Remove the jars from the canner and set them on a towel on the counter top with space in between them. Allow them to cool completely – they are very hot when they come out of the canner.



As the jars cool, you’ll hear lovely popping sound that says the jar has sealed. What happens if I am not around to hear the pop?  The lids have a slight circle indention (made that way) so you can visually see if the jar sealed.  If after cooling you are able to push the middle of lid up and down the jar has not sealed and should be used very soon.

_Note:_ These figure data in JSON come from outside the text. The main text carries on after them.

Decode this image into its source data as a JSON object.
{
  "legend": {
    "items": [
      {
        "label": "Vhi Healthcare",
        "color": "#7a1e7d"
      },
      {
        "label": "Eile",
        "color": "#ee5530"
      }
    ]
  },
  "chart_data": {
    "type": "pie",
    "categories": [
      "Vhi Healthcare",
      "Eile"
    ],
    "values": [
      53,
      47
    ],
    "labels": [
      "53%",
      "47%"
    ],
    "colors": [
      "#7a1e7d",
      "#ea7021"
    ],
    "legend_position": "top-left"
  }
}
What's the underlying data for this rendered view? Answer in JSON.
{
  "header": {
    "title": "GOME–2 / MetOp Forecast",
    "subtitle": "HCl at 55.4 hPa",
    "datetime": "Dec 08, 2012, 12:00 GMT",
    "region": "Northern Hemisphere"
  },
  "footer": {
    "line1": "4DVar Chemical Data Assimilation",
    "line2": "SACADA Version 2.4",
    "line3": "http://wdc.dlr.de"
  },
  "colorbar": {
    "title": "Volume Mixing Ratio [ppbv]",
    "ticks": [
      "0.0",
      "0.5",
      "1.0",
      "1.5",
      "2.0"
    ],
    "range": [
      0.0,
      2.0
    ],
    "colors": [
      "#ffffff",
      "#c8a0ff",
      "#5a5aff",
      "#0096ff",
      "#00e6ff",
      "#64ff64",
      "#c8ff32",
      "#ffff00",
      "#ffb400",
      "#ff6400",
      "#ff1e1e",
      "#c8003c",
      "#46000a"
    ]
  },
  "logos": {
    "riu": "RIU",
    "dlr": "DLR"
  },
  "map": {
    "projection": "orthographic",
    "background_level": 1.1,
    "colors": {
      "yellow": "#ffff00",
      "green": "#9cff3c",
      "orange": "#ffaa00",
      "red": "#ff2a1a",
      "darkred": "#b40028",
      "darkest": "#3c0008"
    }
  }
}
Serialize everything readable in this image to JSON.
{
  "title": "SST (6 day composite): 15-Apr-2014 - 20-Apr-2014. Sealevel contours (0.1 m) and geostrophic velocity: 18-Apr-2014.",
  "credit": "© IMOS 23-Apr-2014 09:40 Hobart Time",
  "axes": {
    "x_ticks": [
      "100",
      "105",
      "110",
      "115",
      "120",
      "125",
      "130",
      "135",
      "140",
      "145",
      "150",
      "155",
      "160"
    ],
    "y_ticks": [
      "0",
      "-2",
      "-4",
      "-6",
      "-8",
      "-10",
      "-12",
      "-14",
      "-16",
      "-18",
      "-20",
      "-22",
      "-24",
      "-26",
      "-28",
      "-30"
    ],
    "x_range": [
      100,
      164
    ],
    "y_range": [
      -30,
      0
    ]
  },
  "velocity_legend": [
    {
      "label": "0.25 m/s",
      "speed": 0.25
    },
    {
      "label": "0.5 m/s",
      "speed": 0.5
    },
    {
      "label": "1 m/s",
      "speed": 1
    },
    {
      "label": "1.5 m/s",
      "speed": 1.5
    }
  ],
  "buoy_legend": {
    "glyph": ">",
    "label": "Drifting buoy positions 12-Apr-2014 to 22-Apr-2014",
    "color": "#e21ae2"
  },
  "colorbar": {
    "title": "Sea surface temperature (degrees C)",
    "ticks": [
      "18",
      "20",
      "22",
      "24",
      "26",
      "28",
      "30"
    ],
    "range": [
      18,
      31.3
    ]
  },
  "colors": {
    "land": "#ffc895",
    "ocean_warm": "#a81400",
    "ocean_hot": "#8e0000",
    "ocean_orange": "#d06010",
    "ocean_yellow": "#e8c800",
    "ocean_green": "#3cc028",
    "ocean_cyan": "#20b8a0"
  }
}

Enjoy your canned corn this winter!

Tuesday, October 22, 2013

Fermented Dill Pickles

For years, I have been on the quest to make the perfect crispy, fermented dill pickle.  I've made bunches of batches, and they have ranged from salty enough to melt the ice from the sidewalks, to vinegary enough to wash the windows.  And pretty much all the time, they have been a soggy, limp, nasty consistency. 

But this is a new year!  With new research and new ideas!  So without further ado, I will share the (hopefully) Improved 2013 Fermented Dill Pickles recipe. 


First important ingredient: fresh cucumbers.  It is important to get fresh-picked-today small pickling cucumbers (not the slicing variety) because if you start out with soft cucumbers, the softness will only get worse with the pickling.




Next important step: take a tiny slice off the end that had the blossom.  Since it was sometimes hard to figure out which end to cut, I decided to slice off both ends.  This also created a more uniform look.
 



But why cut off the ends one at a time?  Let's do a bunch at once.  




Next, the fresh ingredients.  The first one of note is the fresh grape leaves.  This is a new technique for me this year, one I am trying based on my research.  I found out that adding fresh grape leaves to a crock of fermenting cucumbers adds tannin, which helps keep the pickles more crisp.  And also, I added fresh dill and (not pictured) garlic and onions. 




Next: the crock.  The crock needs to be cleaned, and totally free of contaminates and any fats or oils which can make for soft pickles.  Before filling, I wash my crock thoroughly, then run boiling water down the sides.  Then you can start filling by adding the fresh grape leaves, garlic, onions, and spices.
   



And ..... here they are!  Fermented dill pickles, packed into jars.  I let the crock sit for about a month, and the pickles ended up a little soft - but the flavor was good!  So I would recommend letting these sit for one to two weeks, then put them in jars and refrigerate them.



Fermented Dill Pickles


Brine
  • 1 gallon water
  • 1 cup kosher salt
  • 2 cups cider vinegar
  • 1 cup white vinegar
  • 1 tsp alum
In Crock:

  • 1 cup pickling spice
  • 4 fresh grape leaves
  • 1 bulb garlic, peeled
  • 2 onions, sliced
  • 2 or 3 dill weed heads
  • 1 garlic scape
  • 5-6 pounds baby cucumbers, scrubbed and blossom end trimmed

Lay "in crock" items in the bottom of your cleaned crock, and place the cucumbers on top.  In another large bowl, mix together brine ingredients and stir until the salt is dissolved.  Pour over cucumbers.

Let sit for one to two weeks, then pack into jars and refrigerate.